La hausse des indices boursiers repose finalement sur l’idée centrale que le ralentissement économique sera modéré (et donc que les profits baisseront peu) et accompagné par une phase de désinflation confortée par la décrue des prix énergétiques et l’ancrage des anticipations d’inflation (absence de boucle prix-salaires), qui permet d’anticiper la fin proche du cycle de resserrement monétaire (stabilité des taux d’intérêt longs suivie d’une décrue). Ce scénario est évidemment le plus favorable pour les actifs risqués et particulièrement pour les actions.

Néanmoins, plus d’activité que prévu signifie aussi un risque accru sur la trajectoire de l’inflation. En particulier, le retour de la Chine (20% des importations mondiales de pétrole et de gaz naturel, plus de 50% des importations mondiales de minerai de fer et de métaux non ferreux) laisse craindre davantage de pression sur les marchés de l’énergie et des matière premières. N’oublions pas que l’objectif des banques centrales est bien de courber suffisamment la demande finale pour briser définitivement les pressions inflationnistes et ancrer les anticipations des agents économiques, ce qui passe inévitablement par une hausse du taux de chômage et dans certains pays par un refroidissement des marchés immobiliers.
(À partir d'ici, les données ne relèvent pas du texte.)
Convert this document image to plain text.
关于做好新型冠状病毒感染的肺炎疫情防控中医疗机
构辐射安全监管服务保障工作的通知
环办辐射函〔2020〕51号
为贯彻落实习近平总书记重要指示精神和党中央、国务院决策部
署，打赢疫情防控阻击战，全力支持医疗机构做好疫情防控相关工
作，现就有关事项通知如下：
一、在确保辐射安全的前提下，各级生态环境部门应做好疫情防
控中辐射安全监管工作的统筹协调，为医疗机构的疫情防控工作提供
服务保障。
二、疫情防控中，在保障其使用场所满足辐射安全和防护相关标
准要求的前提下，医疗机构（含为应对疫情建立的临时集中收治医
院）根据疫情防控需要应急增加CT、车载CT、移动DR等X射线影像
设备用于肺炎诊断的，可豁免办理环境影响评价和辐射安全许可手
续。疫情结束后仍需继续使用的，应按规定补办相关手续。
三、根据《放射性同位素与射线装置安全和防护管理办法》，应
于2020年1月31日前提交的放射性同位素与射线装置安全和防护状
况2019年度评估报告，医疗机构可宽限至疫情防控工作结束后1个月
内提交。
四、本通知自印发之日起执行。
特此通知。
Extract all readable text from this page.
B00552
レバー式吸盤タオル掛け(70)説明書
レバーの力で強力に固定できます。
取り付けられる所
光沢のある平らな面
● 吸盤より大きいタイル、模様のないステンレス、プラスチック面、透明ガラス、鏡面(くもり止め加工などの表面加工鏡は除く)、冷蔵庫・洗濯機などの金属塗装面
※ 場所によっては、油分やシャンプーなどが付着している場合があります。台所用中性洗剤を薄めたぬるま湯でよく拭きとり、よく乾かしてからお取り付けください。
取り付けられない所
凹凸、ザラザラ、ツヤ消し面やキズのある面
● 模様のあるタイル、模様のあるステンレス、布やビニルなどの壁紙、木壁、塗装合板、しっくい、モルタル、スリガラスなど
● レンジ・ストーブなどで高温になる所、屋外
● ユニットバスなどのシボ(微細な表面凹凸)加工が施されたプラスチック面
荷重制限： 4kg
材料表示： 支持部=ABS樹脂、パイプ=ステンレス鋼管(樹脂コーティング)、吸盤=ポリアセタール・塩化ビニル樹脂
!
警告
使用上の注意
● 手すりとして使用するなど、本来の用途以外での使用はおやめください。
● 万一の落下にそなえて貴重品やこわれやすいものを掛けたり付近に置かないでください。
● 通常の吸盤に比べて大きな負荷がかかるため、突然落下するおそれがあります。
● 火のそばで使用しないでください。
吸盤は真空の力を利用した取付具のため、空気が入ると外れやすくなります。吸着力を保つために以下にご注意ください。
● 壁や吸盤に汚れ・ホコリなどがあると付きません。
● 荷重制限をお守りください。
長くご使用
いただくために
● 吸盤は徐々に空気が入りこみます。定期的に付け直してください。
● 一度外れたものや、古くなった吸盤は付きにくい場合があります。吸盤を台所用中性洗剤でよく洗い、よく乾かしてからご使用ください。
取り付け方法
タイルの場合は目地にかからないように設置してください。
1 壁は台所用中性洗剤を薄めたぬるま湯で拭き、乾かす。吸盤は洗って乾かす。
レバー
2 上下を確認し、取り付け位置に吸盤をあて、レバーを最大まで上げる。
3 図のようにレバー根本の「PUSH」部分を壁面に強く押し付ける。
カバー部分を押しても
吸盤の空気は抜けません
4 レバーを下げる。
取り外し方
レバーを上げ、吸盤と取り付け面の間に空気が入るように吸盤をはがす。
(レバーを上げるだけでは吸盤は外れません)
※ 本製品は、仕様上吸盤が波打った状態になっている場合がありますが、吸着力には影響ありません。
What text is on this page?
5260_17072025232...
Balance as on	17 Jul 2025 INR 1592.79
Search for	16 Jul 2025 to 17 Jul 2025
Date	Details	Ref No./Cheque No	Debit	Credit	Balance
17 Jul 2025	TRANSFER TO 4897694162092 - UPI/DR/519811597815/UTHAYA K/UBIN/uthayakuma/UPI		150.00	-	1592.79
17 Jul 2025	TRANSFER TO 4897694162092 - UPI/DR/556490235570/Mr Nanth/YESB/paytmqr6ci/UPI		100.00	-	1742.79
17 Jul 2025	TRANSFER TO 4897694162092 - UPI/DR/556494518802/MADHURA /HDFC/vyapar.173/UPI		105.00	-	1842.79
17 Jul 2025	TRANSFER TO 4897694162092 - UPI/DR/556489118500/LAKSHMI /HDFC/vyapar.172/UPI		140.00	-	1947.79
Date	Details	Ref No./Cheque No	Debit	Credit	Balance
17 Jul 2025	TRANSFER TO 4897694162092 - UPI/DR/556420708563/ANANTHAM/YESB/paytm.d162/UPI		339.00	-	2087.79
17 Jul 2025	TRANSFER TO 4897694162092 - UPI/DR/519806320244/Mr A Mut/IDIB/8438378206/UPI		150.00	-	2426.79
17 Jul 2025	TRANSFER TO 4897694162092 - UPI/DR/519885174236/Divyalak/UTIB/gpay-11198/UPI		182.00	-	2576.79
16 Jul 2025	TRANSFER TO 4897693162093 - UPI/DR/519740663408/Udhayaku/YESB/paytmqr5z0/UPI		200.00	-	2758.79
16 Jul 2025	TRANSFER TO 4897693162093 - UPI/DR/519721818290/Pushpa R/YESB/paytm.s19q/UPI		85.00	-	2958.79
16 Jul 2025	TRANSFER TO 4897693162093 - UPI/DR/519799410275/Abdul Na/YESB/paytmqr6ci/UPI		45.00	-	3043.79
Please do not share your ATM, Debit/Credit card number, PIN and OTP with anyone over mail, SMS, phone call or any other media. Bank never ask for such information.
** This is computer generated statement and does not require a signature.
Si la demande de travail ne faiblit pas suffisamment, les salaires en hausse de 4 à 5% par an seront incompatibles avec l’objectif d’inflation de 2% de la Réserve fédérale et de la Banque centrale européenne (BCE). Autrement dit, les bonnes nouvelles macroéconomiques (meilleure résistance de l’économie au choc inflationniste) risquent bien de ne pas être du goût des banquiers centraux qui pourraient doucher les espoirs des investisseurs sur un éventuel pivot des politiques monétaires à la charnière des années 2023 et 2024 (ce qui est précisément reflété dans la courbe des taux d’intérêt en dollar).

Conclusion

Les premières réunions de la Fed et de la BCE de l’année 2023 donneront le ton pour le reste de l’année. Si la banque centrale américaine se sent plus à l’aise pour laisser entendre que le gros de la phase de resserrement monétaire est derrière nous et qu’une pause est envisageable (sans pour autant annoncer de baisse de ses taux directeurs avant la fin de l’année), il n’en va pas de même du côté de la zone euro où les pressions inflationnistes sont toujours bien présentes. Hors énergie, les prix progressent de plus de 7% sur un an, ce qui indique que les tensions se diffusent dans l’ensemble de l’économie, en particulier dans les services, les biens alimentaires et les produits manufacturés. Les aides budgétaires massives et l’absence de gains de productivité (les entreprises protègent leur profitabilité en réhaussant leurs prix de vente), qui distinguent la zone euro des États-Unis, n’aident en rien la BCE dans son combat pour revenir à sa cible de 2% en 2025. La bataille contre l’inflation n’est pas une sinécure. En ce début d’année, les marchés semblent avoir opté pour un scénario rose, celui d’une désinflation rapide accompagnée d’un atterrissage en douceur de l’économie (soft landing). Même si nous saluons les évolutions plutôt positives qui justifient le retour de l’appétit pour le risque, nous conseillons néanmoins aux investisseurs de rester vigilants et rigoureux dans leurs décisions d’investissement.